A systemPrompt is constructed, containing the system instructions and the extracted text from the retriever. The raw chunks help LLMs generate content for data that they have not been trained on.
Finally, an openai.chat.completions.create API call to OpenAI is made to generate a meaningful response to the user query. The tutorial uses the GPT-4o LLM model, but you can swap it out for a different model based on your use case.

Refer to the Ragie docs to learn more about the generation process. You can use this script by executing the following command with a user query:

node index.mjs generate --query="What is Paul telling us about Piazza San Marco"

‍

The command returns the LLM response as shown below:

Paul Graham mentions Piazza San Marco as part of his daily walk route while living in Florence.

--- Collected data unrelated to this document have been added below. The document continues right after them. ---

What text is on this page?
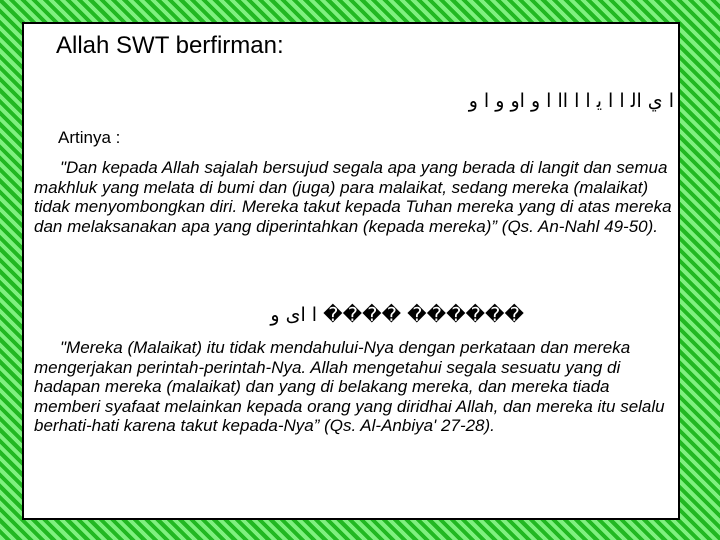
Allah SWT berfirman:
ا ي ﺍﻟ ﺍ ﺍ ﻳ ﺍ ﺍ ﺍﺍ ﺍ ﻭ ﺍﻭ ﻭ ﺍ ﻭ
Artinya :

"Dan kepada Allah sajalah bersujud segala apa yang berada di langit dan semua makhluk yang melata di bumi dan (juga) para malaikat, sedang mereka (malaikat) tidak menyombongkan diri. Mereka takut kepada Tuhan mereka yang di atas mereka dan melaksanakan apa yang diperintahkan (kepada mereka)” (Qs. An-Nahl 49-50).

������ ���� ﺍ ﺍﻯ ﻭ

"Mereka (Malaikat) itu tidak mendahului-Nya dengan perkataan dan mereka mengerjakan perintah-perintah-Nya. Allah mengetahui segala sesuatu yang di hadapan mereka (malaikat) dan yang di belakang mereka, dan mereka tiada memberi syafaat melainkan kepada orang yang diridhai Allah, dan mereka itu selalu berhati-hati karena takut kepada-Nya” (Qs. Al-Anbiya' 27-28).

He describes his journey to the Accademia, which takes him through notable landmarks in Florence, eventually leading up Via Ricasoli to Piazza San Marco. Through this, he provides a vivid sense of experiencing Florence at street level in various conditions, from quiet winter evenings to bustling summer days crowded with tourists.

‍

The response demonstrates that the LLM is aware of the contents of the ingested document even though it wasn't initially trained on it.

‍

Conclusion

In this tutorial, you learned how to connect Google Drive with Ragie to ingest documents automatically. You also learned how you can easily retrieve chunks and generate LLM responses using the Ragie Node.js SDK and get started with RAG within minutes. You can find the complete source code for this tutorial on GitHub.